El día de los finados
La Mariacruz vívía casi al final de la Calle Traviesa. Estaba gorda como un tonel y coloradota como un bebedor de cerveza alemán . Cuando murió su marido se quedó sola con una hijita de cinco años blanca y rubia que siempre llevaba vestidos con lazos rosa en los hombros y la espalda. Crucita, no juegues en la calle, que te vas a llenar el vestido. Crucita nunca jugaba con niños y niñas en la calle, ni antes ni ahora que no tenía padre. Estaba siempre pulcra no porque no jugara, sino porque su madre quería demostrar que aún siendo viuda podía mantener a su hija siempre limpia y con los vestiditos nuevos.
A los pocos meses de su viudez se comenzó a rumorear por el pueblo que a la Mariacruz se le aparecía su marido. Una noche, estando en la cama oyó que llamaban a la puerta al estilo que lo solía hacer su marido cuando volvía de trabajar. Puso oído con mucho cuidado y no oyó nada más, pero pensó toda la noche que nadie podría llamar de aquella manera. Se culpó durante horas y durante días por no haberse asegurado abriendo la puerta hasta que otra noche oyó con claridad la misma llamada. Se levantó temblando y abrió la puerta pero no vio a nadie en la penumbra de la calle.

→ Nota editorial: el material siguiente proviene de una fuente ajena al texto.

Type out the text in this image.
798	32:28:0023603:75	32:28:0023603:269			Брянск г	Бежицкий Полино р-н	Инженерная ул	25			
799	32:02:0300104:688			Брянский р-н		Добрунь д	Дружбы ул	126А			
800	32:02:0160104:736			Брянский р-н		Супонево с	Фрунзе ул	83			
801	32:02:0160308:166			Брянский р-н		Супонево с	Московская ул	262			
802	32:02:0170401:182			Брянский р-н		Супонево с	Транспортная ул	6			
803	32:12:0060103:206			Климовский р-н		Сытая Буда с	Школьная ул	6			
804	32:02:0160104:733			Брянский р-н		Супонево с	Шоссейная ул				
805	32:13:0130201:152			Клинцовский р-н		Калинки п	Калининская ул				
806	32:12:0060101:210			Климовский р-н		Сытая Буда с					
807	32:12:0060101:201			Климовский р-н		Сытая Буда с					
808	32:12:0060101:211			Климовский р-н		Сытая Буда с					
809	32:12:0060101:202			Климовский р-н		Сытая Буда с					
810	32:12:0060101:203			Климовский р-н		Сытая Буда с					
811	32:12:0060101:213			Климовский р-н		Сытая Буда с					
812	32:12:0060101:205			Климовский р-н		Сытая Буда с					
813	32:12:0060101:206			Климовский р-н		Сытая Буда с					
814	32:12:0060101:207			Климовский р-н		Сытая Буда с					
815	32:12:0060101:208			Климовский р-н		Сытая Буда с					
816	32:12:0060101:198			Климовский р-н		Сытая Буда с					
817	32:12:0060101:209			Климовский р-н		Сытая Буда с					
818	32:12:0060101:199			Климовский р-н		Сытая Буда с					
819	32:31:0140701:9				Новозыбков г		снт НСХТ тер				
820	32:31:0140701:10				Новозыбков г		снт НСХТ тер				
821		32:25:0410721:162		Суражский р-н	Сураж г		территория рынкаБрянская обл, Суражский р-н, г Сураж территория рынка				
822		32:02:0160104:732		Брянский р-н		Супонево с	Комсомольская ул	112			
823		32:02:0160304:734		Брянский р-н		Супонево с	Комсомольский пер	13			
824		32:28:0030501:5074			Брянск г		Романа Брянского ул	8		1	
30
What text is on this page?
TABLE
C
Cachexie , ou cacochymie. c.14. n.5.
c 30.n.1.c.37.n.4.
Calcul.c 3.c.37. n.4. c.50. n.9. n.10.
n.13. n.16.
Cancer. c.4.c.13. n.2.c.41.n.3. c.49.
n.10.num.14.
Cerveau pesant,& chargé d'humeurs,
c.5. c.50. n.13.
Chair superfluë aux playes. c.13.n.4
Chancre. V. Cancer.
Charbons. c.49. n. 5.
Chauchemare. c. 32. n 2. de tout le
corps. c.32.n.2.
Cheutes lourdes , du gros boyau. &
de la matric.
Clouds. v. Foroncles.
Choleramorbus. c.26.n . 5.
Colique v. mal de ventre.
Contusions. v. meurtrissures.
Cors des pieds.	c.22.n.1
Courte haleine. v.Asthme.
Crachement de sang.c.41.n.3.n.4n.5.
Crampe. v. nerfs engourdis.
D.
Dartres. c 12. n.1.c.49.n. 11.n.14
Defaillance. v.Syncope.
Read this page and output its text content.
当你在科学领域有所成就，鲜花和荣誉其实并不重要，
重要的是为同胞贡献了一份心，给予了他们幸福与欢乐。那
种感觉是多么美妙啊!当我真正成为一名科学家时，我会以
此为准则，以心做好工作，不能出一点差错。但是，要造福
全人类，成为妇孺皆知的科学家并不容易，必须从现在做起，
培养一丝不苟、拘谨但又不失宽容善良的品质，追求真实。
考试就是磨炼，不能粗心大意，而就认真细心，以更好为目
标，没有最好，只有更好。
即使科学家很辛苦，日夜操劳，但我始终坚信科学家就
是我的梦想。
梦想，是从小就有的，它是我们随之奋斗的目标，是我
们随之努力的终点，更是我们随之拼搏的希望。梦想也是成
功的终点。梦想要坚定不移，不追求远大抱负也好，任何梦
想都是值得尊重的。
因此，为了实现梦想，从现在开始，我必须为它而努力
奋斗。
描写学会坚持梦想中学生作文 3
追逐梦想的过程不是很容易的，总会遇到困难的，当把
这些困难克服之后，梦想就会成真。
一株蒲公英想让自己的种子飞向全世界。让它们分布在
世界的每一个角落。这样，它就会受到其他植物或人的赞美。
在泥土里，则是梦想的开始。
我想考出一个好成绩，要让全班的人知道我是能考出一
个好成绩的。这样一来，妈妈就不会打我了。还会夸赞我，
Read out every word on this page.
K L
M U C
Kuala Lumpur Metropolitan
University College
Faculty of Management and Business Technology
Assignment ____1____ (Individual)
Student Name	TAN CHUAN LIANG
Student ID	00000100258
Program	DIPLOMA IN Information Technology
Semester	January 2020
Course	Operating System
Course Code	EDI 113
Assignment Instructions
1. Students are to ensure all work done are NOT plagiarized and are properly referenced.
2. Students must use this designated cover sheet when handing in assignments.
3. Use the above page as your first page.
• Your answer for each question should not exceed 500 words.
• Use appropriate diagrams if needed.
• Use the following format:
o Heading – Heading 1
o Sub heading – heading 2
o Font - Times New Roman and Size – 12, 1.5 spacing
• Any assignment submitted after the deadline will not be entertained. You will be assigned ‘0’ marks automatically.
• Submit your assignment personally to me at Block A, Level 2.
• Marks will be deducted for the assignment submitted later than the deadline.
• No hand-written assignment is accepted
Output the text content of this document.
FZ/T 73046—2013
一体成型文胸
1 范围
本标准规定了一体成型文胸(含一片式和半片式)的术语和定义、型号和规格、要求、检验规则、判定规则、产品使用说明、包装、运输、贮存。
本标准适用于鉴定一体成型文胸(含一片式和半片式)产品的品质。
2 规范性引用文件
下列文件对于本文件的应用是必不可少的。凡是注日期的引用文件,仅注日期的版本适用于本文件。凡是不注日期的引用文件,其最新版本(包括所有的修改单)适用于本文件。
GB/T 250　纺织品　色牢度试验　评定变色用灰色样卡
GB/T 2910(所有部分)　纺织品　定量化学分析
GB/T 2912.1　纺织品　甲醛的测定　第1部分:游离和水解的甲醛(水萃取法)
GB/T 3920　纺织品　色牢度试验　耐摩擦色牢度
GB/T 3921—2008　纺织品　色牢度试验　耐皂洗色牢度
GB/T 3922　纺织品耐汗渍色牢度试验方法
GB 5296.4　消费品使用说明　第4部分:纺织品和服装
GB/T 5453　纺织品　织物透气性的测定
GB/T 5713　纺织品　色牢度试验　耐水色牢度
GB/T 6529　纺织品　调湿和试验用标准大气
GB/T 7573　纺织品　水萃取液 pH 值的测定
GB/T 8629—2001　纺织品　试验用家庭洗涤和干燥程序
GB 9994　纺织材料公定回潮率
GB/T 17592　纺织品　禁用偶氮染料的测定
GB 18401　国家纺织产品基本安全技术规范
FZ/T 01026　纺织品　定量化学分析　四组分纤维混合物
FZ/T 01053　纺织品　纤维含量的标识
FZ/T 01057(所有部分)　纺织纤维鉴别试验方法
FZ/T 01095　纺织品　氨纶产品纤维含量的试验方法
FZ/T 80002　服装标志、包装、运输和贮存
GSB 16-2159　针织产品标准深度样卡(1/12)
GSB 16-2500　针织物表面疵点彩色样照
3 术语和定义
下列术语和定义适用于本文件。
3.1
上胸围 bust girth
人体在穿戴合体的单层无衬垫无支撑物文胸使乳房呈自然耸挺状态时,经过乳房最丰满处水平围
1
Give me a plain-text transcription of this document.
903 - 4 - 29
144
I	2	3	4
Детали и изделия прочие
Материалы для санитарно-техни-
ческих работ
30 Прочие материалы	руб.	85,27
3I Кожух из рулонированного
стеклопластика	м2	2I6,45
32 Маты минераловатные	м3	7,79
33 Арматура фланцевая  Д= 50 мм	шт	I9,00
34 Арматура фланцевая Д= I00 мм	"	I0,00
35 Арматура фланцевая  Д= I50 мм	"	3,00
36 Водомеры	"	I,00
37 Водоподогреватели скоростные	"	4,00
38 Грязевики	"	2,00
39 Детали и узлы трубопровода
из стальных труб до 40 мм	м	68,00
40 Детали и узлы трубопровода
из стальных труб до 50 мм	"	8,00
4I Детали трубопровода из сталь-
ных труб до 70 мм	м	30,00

Pa los finaos trompos y cuerdas a los tejaos decían los chicos de mi calle cuando veían a alguno de nosotros haciendo bailar el trompo. Y había que tirarlos por voluntad propia o a la fuerza, nadie sabía por qué, quizá solo porque así lo prescribía el dicho.
El día de los finados por la mañana, acompañada de su hija y de su cuñada La Maricruz se dirigió al cementerio. Mientras caminaban, delante la Mariacruz con su hijita de la mano y detrás su cuñada, la Antonia, a Crucita le volaron las zapatillas por los aires. Pero hija, Antonia, cómo tienes valor a quitarle a la niña las alpargatas, no ves que se va a clavar un abrojo. Pero Mariacruz, cómo puedes pensar que le he hecho algo así a la niña, dijo la Antonia. Ha sido tu marido, que viene detrás de nosotros desde el puente.